Desde la Secretaría para el Fortalecimiento de la Democracia
de la OEA, Francisco Guerrero, cansado de ser utilizado con fines de política
interna de Bolivia, rechazó una invitación del embajador de Bolivia ante la
OEA, Héctor Arce, que acusó a Luis Almagro de ser uno de los principales
autores de la versión del “fraude”. La OEA le responde que NO asistirá a su
conversatorio porque el megafraude de las elecciones de 2019 no se toca, es
CASO CERRADO. Sin embargo, en la sede de la OEA, el gobierno del MAS realizó
otro intento para tratar de borrar el fraude de 2019, detectado por una
auditoría de la OEA. Sin embargo, Héctor Arce Zaconeta en su calidad de
embajador llevó a cabo un conversatorio, con sus allegados de Argentina y
México, sin la presentación de algún informe, solo con análisis, con el uso
arbitrario de nuestros recursos, haciendo el papel de embajador del MAS.

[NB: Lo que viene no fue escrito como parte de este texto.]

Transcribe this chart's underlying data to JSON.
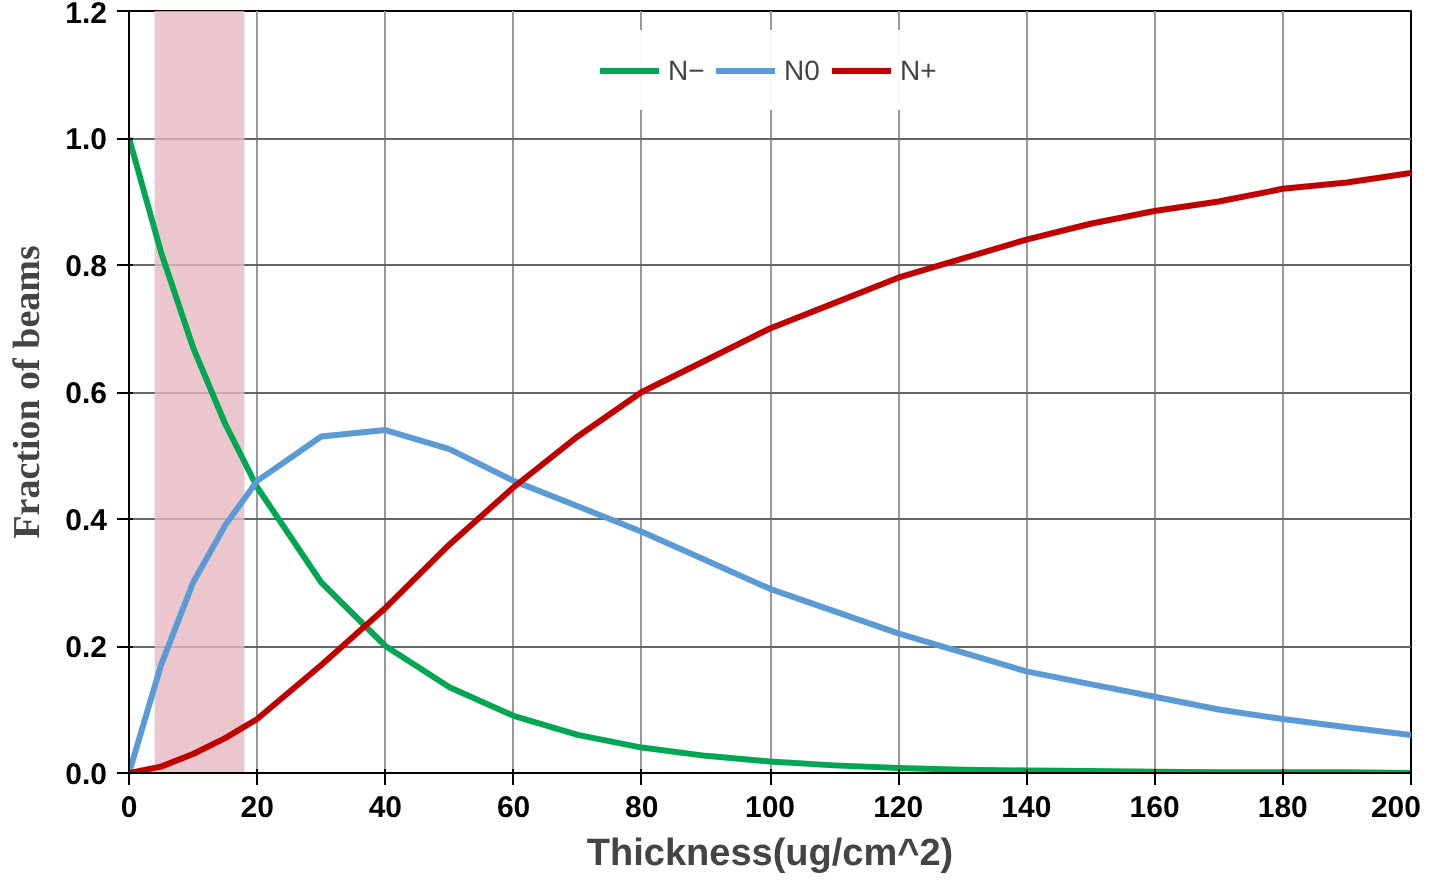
{
  "chart_data": {
    "type": "line",
    "xlabel": "Thickness(ug/cm^2)",
    "ylabel": "Fraction of beams",
    "x": [
      0,
      5,
      10,
      15,
      20,
      30,
      40,
      50,
      60,
      70,
      80,
      90,
      100,
      110,
      120,
      130,
      140,
      150,
      160,
      170,
      180,
      190,
      200
    ],
    "series": [
      {
        "name": "N−",
        "color": "#00a651",
        "values": [
          1,
          0.82,
          0.67,
          0.55,
          0.45,
          0.3,
          0.2,
          0.135,
          0.09,
          0.06,
          0.04,
          0.027,
          0.018,
          0.012,
          0.008,
          0.005,
          0.004,
          0.003,
          0.002,
          0.001,
          0.001,
          0.001,
          0
        ]
      },
      {
        "name": "N0",
        "color": "#5b9bd5",
        "values": [
          0,
          0.17,
          0.3,
          0.39,
          0.46,
          0.53,
          0.54,
          0.51,
          0.46,
          0.42,
          0.38,
          0.335,
          0.29,
          0.255,
          0.22,
          0.19,
          0.16,
          0.14,
          0.12,
          0.1,
          0.085,
          0.072,
          0.06
        ]
      },
      {
        "name": "N+",
        "color": "#c00000",
        "values": [
          0,
          0.01,
          0.03,
          0.055,
          0.085,
          0.17,
          0.26,
          0.36,
          0.45,
          0.53,
          0.6,
          0.65,
          0.7,
          0.74,
          0.78,
          0.81,
          0.84,
          0.865,
          0.885,
          0.9,
          0.92,
          0.93,
          0.945
        ]
      }
    ],
    "xlim": [
      0,
      200
    ],
    "xticks": [
      0,
      20,
      40,
      60,
      80,
      100,
      120,
      140,
      160,
      180,
      200
    ],
    "ylim": [
      0,
      1.2
    ],
    "yticks": [
      {
        "value": 0,
        "label": "0.0"
      },
      {
        "value": 0.2,
        "label": "0.2"
      },
      {
        "value": 0.4,
        "label": "0.4"
      },
      {
        "value": 0.6,
        "label": "0.6"
      },
      {
        "value": 0.8,
        "label": "0.8"
      },
      {
        "value": 1.0,
        "label": "1.0"
      },
      {
        "value": 1.2,
        "label": "1.2"
      }
    ],
    "bands": [
      {
        "axis": "x",
        "from": 4,
        "to": 18,
        "label": null,
        "color": "#e6b8c0"
      }
    ],
    "grid": true,
    "legend": "top",
    "marker": "none",
    "line_style": "solid"
  }
}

Exigimos al gobierno poner punto final a su narrativa acerca
de que no hubo fraude, porque nos está haciendo perder credibilidad como Estado
boliviano, no solo a nivel nacional, sino internacional, ante la OEA y la Unión
europea que acusan de golpista al pasado gobierno de 14 años. Por todo ello el
gobierno del MAS es el hazmerreír de la comunidad internacional. Muchos dicen
que las elecciones de 2020 deben ser anuladas, entonces el gobierno de Arce
sería inconstitucional y habría que para llamar a Morales. También afirman que
la señora Añez fue gobernante inconstitucional, pero las leyes que ella aprobó,
según el ministro de Justicia, Iván Lima, son constitucionales. Por estas
contradicciones, están haciendo el ridículo más grande de la historia de Bolivia
y desgastando al gobierno de Luis Arce.